Et si le Ministère de la Culture et de la Communication (MCC) d’Haïti franchissait un cap décisif en modernisant le financement des activités culturelles ? Dans un contexte de crise économique et politique persistante, la culture reste l’un des rares piliers vivants de la nation. Pourtant, les initiatives culturelles, nombreuses et dynamiques à travers tout le territoire, peinent à obtenir le soutien qu’elles méritent.
Haïti est un vivier de créativité reconnu au niveau international. La Banque Interaméricaine de Développement (BID) soulignait déjà en 2018 que « Haïti est connue pour la richesse de ses traditions culturelles et la créativité de ses artistes ». De l’artisanat vodou aux écrivains et musiciens influents de la diaspora, la culture haïtienne rayonne bien au-delà de ses frontières. Mais cette vitalité artistique reste trop souvent marginalisée dans les politiques publiques nationales.
Un pays culturellement actif mais institutionnellement négligé
De Gonaïves aux Cayes, en passant par Ouanaminthe, Cap-Haïtien ou Port-de-Paix, des festivals, salons du livre, concours, marchés de Noël ou événements poétiques sont organisés par des acteurs locaux. À l’Artibonite, le festival Pen GONAÏVES PAWOLI célèbre la littérature contemporaine ; à Jérémie, le Festival national de la poésie fait vibrer les mots ; dans le Sud, Okay ap li donne vie aux livres. Ces activités, bien que nombreuses et structurées, ne bénéficient pas d’un appui institutionnel cohérent.
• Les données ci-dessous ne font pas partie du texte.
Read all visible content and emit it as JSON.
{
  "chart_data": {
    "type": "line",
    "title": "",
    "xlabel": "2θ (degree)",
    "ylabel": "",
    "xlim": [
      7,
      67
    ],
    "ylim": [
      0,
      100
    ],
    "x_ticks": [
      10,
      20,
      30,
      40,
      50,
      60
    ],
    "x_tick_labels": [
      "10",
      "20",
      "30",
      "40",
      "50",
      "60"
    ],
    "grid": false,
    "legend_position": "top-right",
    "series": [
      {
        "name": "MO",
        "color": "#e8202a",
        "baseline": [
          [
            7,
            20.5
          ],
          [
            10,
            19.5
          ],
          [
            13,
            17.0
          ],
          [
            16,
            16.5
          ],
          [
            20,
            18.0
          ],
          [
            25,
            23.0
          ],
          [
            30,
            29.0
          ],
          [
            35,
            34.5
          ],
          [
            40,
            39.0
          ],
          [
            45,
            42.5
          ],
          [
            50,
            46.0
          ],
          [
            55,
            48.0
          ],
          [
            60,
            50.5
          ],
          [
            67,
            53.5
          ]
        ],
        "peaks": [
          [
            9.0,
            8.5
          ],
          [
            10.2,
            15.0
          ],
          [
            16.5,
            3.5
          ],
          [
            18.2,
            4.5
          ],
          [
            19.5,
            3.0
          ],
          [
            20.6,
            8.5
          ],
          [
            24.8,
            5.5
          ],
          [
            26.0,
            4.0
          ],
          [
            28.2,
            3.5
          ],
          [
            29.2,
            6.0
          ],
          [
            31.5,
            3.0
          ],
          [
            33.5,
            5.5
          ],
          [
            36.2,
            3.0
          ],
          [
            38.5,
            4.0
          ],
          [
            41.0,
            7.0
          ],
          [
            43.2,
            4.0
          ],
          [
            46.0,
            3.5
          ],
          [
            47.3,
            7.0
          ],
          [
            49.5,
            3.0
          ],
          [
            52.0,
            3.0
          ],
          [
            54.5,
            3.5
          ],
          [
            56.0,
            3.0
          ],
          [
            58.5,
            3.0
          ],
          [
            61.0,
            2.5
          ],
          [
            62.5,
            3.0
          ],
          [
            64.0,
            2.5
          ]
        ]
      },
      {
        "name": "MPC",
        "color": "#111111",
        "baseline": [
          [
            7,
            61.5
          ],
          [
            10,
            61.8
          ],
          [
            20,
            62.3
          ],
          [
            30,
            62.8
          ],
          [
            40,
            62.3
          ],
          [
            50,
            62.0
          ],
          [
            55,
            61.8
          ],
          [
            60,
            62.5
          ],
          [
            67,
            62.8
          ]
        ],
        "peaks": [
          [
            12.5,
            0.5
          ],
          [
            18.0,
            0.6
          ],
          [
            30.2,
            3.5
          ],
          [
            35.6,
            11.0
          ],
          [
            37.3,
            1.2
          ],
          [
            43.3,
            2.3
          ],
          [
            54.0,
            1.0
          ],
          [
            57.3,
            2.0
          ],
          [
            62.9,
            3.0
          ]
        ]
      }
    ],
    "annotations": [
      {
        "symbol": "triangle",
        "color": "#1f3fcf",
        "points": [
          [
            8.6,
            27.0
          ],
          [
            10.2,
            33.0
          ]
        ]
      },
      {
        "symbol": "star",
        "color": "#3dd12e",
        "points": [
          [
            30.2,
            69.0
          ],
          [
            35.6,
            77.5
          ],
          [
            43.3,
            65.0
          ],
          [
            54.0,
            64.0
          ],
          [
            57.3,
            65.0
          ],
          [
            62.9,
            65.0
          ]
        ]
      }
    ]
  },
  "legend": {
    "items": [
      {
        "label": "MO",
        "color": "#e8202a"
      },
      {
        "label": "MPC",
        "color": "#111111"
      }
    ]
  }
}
Qu’est-ce qu’un financement culturel moderne ?
Le financement culturel désigne l’ensemble des ressources allouées à des initiatives artistiques, allant de subventions aux festivals à des bourses pour écrivains. L’UNESCO, via son Fonds international pour la diversité culturelle (FIDC), promeut un modèle de financement fondé sur l’appel à projets, l’équité et la transparence. Ce modèle peut inspirer Haïti.
Selon la BID, une politique de financement de la culture doit reposer sur :
- des subventions directes,
- des mesures fiscales incitatives,
- des partenariats publics-privés,
- une stratégie claire d’inclusion culturelle.
Une plateforme numérique et des appels à projets pour plus d’équité
Moderniser le système, c’est d’abord numériser les démarches : créer une plateforme en ligne pour soumettre les projets, assurer leur suivi, publier les bénéficiaires et les montants alloués. Ensuite, il faut que les subventions soient accessibles via des appels à projets nationaux et régionaux. Cela garantirait une distribution équitable des ressources, loin de la centralisation à Port-au-Prince.
Les critères de sélection doivent être publics et objectifs : pertinence culturelle, portée géographique, impact social, faisabilité. De plus, les bénéficiaires doivent rendre des comptes à travers des rapports financiers et narratifs.
Pour une politique culturelle décentralisée et inclusive
Une véritable politique de financement ne doit pas favoriser une élite urbaine ou politisée. Elle doit reconnaître toutes les formes d’expressions culturelles – du Rara au théâtre populaire – comme patrimoine vivant. Elle doit aussi rétablir l’équilibre entre les villes de province et la capitale. Un financement équitable renforcerait l’économie créative, créerait des emplois et permettrait à la jeunesse haïtienne d’oser l’art comme moyen d’émancipation.
En conclusion
La culture est un levier de développement, de cohésion sociale et d’identité nationale. La modernisation du financement culturel n’est plus une option mais une urgence. Le MCC est interpellé : il est temps de passer à une gouvernance culturelle équitable, numérique et décentralisée. Soutenir la culture, c’est investir dans l’avenir d’Haïti.